Department of Psychiatry and Behavioral Sciences, Stanford University School of Medicine, Stanford, CA 94305, USA.
Wu Tsai Neurosciences Institute, Stanford University School of Medicine, Stanford, CA 94305, USA.
Sci Adv. 2024 May 31;10(22):eadk7220. doi: 10.1126/sciadv.adk7220.

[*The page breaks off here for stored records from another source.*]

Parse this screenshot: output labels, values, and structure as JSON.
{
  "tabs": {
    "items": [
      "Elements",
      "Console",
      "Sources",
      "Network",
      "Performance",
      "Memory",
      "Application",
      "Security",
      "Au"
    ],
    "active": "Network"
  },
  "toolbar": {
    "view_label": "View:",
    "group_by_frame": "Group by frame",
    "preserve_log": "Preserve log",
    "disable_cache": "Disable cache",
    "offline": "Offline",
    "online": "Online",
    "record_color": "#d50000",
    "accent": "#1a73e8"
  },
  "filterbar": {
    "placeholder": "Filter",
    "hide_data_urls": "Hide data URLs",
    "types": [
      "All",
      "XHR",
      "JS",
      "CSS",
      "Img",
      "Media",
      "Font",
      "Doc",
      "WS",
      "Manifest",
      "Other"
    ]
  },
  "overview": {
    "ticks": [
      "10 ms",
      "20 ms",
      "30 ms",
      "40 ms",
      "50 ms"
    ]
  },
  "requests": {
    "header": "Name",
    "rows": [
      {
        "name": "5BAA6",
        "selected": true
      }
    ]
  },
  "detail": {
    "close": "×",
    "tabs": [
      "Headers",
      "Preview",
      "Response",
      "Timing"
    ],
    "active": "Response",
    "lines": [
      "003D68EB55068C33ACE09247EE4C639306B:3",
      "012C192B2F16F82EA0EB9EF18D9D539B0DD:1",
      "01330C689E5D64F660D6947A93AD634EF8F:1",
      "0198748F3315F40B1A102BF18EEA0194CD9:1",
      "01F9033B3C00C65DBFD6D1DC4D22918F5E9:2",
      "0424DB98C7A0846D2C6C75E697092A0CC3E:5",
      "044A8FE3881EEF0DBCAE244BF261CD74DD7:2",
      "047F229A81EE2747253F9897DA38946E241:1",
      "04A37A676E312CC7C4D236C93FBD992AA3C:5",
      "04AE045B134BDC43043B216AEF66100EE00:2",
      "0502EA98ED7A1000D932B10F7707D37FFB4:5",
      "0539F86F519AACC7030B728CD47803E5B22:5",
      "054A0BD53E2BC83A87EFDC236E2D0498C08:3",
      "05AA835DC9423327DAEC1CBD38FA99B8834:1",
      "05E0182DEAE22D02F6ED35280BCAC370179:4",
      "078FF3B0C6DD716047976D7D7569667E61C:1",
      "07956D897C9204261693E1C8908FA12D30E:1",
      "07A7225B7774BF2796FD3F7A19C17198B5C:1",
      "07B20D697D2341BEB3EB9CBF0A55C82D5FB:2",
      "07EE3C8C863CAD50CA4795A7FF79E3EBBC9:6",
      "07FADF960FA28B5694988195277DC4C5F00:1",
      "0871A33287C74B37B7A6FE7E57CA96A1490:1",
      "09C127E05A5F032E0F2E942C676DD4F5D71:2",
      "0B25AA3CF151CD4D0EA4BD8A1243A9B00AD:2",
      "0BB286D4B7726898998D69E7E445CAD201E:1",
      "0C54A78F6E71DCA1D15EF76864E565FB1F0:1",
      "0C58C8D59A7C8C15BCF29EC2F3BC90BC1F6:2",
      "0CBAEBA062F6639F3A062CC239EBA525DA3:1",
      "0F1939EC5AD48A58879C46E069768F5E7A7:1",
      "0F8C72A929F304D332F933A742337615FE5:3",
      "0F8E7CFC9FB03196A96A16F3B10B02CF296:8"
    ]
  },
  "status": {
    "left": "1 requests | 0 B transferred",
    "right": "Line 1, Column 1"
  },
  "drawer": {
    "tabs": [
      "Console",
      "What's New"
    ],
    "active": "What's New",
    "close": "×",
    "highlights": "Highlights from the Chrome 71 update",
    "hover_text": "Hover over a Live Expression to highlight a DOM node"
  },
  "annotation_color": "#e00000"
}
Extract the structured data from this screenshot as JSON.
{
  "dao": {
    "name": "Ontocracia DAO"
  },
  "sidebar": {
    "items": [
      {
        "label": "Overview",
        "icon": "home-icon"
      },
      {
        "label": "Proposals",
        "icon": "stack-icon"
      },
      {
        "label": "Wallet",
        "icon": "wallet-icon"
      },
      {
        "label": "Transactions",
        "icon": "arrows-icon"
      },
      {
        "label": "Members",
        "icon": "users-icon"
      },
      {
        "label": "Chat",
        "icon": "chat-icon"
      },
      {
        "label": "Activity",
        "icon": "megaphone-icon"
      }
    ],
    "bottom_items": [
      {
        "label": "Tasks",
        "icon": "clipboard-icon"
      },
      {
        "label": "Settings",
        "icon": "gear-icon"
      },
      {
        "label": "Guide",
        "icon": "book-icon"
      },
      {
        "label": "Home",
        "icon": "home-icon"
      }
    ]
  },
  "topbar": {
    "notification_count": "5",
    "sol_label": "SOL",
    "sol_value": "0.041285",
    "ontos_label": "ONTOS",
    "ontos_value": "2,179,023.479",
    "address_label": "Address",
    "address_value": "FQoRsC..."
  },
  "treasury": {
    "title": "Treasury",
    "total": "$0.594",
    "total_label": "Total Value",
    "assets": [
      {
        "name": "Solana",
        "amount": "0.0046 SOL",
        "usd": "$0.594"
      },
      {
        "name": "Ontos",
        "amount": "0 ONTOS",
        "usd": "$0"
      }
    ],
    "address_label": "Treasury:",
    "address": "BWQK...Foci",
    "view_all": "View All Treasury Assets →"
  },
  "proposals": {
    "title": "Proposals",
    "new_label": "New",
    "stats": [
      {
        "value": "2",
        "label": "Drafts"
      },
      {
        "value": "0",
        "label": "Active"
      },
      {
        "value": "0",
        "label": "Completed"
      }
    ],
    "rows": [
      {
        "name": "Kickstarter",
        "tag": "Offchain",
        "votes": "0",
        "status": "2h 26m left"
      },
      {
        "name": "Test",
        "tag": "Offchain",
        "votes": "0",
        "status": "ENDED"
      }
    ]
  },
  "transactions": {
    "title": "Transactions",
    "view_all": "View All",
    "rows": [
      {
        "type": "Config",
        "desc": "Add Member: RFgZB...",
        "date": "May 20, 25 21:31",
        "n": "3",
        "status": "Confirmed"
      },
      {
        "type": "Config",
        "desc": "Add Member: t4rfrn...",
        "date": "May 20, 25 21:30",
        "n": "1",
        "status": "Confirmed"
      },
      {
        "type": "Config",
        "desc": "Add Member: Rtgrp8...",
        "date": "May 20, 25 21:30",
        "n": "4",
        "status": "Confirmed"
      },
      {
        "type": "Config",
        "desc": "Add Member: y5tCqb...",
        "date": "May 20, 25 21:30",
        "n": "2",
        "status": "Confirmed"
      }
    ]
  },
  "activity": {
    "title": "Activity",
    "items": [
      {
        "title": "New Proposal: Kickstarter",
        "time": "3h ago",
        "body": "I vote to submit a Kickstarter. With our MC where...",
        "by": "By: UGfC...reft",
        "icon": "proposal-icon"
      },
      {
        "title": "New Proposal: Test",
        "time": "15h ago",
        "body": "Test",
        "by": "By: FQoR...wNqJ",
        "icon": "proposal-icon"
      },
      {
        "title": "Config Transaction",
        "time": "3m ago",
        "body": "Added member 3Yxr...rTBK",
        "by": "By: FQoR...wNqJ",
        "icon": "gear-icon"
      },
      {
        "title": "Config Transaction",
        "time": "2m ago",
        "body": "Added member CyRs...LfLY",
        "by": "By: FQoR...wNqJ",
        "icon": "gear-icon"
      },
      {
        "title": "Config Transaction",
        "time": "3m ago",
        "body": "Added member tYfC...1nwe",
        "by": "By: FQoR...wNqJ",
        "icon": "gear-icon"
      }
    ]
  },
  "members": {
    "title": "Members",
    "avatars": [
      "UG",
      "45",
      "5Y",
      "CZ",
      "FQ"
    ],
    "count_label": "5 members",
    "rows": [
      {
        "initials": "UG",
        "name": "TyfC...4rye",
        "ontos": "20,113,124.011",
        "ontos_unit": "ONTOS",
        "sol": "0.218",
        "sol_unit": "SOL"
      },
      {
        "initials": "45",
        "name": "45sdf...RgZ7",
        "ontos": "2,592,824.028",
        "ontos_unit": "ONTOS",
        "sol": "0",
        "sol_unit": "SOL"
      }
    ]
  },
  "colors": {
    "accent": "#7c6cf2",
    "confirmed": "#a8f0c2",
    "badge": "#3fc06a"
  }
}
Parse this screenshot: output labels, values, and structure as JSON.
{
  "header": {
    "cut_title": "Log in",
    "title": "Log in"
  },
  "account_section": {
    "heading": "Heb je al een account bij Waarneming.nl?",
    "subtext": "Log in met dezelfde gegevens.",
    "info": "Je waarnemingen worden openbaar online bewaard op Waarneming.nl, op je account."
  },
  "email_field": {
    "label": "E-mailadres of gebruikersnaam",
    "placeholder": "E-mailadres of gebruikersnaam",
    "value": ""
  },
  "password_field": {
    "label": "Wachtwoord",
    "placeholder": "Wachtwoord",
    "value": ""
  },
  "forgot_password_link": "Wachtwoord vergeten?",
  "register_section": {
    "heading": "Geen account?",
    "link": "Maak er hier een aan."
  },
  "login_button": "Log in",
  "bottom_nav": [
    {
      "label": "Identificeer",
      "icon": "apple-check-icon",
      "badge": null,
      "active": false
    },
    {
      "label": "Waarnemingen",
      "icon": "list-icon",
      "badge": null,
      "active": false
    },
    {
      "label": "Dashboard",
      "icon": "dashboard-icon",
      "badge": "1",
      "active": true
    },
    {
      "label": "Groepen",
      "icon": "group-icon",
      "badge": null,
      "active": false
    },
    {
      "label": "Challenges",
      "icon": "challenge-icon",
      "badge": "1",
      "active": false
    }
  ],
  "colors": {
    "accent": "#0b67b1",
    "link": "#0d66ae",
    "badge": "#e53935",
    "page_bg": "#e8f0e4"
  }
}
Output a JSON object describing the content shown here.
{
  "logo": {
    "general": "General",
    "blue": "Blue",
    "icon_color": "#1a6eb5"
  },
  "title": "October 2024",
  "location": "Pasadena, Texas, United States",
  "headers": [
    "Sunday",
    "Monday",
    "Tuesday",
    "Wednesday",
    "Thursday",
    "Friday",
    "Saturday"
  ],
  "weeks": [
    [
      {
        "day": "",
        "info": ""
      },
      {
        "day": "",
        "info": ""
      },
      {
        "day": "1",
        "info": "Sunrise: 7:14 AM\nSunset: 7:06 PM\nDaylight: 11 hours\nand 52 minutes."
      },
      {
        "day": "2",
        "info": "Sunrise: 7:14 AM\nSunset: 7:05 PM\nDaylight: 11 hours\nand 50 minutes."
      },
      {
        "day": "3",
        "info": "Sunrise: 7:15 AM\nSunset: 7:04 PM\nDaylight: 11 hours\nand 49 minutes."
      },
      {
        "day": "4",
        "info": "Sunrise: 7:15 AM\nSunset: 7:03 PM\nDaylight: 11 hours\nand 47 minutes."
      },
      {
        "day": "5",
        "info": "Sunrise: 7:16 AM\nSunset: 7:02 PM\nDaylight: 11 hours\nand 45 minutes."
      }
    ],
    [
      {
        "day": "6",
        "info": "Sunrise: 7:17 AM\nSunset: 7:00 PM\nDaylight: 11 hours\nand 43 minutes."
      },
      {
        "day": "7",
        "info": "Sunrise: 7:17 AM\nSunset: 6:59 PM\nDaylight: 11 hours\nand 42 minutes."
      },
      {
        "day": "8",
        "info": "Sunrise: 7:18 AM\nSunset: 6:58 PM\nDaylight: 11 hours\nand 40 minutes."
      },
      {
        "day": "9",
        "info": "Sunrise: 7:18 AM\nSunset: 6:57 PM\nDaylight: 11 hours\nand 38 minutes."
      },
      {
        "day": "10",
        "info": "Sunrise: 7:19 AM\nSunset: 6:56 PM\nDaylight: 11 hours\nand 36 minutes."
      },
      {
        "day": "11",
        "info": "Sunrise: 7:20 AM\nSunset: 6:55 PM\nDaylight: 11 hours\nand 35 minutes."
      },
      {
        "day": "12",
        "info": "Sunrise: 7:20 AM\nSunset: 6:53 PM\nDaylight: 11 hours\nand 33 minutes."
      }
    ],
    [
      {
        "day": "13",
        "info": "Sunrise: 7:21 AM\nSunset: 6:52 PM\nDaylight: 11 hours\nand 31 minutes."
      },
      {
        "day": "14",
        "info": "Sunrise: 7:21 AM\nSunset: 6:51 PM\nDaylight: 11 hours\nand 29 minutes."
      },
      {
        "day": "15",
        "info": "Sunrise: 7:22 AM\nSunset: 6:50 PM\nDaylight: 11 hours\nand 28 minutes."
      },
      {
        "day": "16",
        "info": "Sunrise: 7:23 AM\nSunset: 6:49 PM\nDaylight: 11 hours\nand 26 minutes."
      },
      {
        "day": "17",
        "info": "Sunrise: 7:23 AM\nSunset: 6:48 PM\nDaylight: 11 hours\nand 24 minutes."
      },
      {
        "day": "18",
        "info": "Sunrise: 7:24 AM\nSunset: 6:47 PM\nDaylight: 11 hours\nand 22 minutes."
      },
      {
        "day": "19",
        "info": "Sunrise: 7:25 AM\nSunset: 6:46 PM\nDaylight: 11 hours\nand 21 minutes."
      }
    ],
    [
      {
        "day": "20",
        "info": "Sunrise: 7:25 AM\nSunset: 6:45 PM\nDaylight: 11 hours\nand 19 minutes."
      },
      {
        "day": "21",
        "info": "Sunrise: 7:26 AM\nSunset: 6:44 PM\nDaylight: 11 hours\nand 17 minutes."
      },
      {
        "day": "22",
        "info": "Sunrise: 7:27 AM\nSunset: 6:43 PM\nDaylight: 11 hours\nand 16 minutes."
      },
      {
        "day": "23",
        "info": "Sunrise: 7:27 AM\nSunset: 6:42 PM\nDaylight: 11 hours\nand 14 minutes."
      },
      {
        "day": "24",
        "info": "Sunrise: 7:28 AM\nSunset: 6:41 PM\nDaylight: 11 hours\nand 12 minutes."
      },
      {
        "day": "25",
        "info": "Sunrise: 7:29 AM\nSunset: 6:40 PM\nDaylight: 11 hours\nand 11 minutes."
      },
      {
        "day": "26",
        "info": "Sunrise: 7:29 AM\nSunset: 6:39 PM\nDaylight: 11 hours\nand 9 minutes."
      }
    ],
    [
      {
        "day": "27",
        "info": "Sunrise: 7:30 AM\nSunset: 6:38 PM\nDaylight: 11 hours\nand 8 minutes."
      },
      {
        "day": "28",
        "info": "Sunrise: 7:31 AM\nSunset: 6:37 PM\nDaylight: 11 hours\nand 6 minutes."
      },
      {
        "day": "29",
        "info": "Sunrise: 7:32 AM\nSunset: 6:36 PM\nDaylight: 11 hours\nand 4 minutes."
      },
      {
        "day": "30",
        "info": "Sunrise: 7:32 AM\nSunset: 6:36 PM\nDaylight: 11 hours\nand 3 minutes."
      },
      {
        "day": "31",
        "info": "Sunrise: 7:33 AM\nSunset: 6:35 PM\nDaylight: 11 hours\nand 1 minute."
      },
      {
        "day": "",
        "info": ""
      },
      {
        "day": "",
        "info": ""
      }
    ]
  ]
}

Foundational mathematical abilities, acquired in early childhood, are essential for success in our technology-driven society. Yet, the neurobiological mechanisms underlying individual differences in children's mathematical abilities and learning outcomes remain largely unexplored. Leveraging one of the largest multicohort datasets from children at a pivotal stage of knowledge acquisition, we first establish a replicable mathematical ability-related imaging phenotype (MAIP). We then show that brain gene expression profiles enriched for candidate math ability-related genes, neuronal signaling, synaptic transmission, and voltage-gated potassium channel activity contributed to the MAIP. Furthermore, the similarity between MAIP gene expression signatures and brain structure, acquired before intervention, predicted learning outcomes in two independent math tutoring cohorts. These findings advance our knowledge of the interplay between neuroanatomical, transcriptomic, and molecular mechanisms underlying mathematical ability and reveal predictive biomarkers of learning. Our findings have implications for the development of personalized education and interventions.
基础数学能力是在儿童早期获得的,对于在我们这个科技驱动的社会中取得成功至关重要。然而,儿童数学能力和学习成果个体差异的神经生物学机制在很大程度上仍未得到探索。利用儿童在知识获取关键阶段的最大型多队列数据集之一,我们首先建立了可重复的与数学能力相关的影像表现型(MAIP)。然后,我们发现候选数学能力相关基因、神经元信号、突触传递和电压门控钾通道活性富集的大脑基因表达谱对 MAIP 有贡献。此外,在干预之前获得的 MAIP 基因表达特征与大脑结构之间的相似性预测了两个独立的数学辅导队列的学习成果。这些发现增进了我们对数学能力背后的神经解剖、转录组和分子机制相互作用的认识,并揭示了学习的预测性生物标志物。我们的研究结果对个性化教育和干预措施的发展具有重要意义。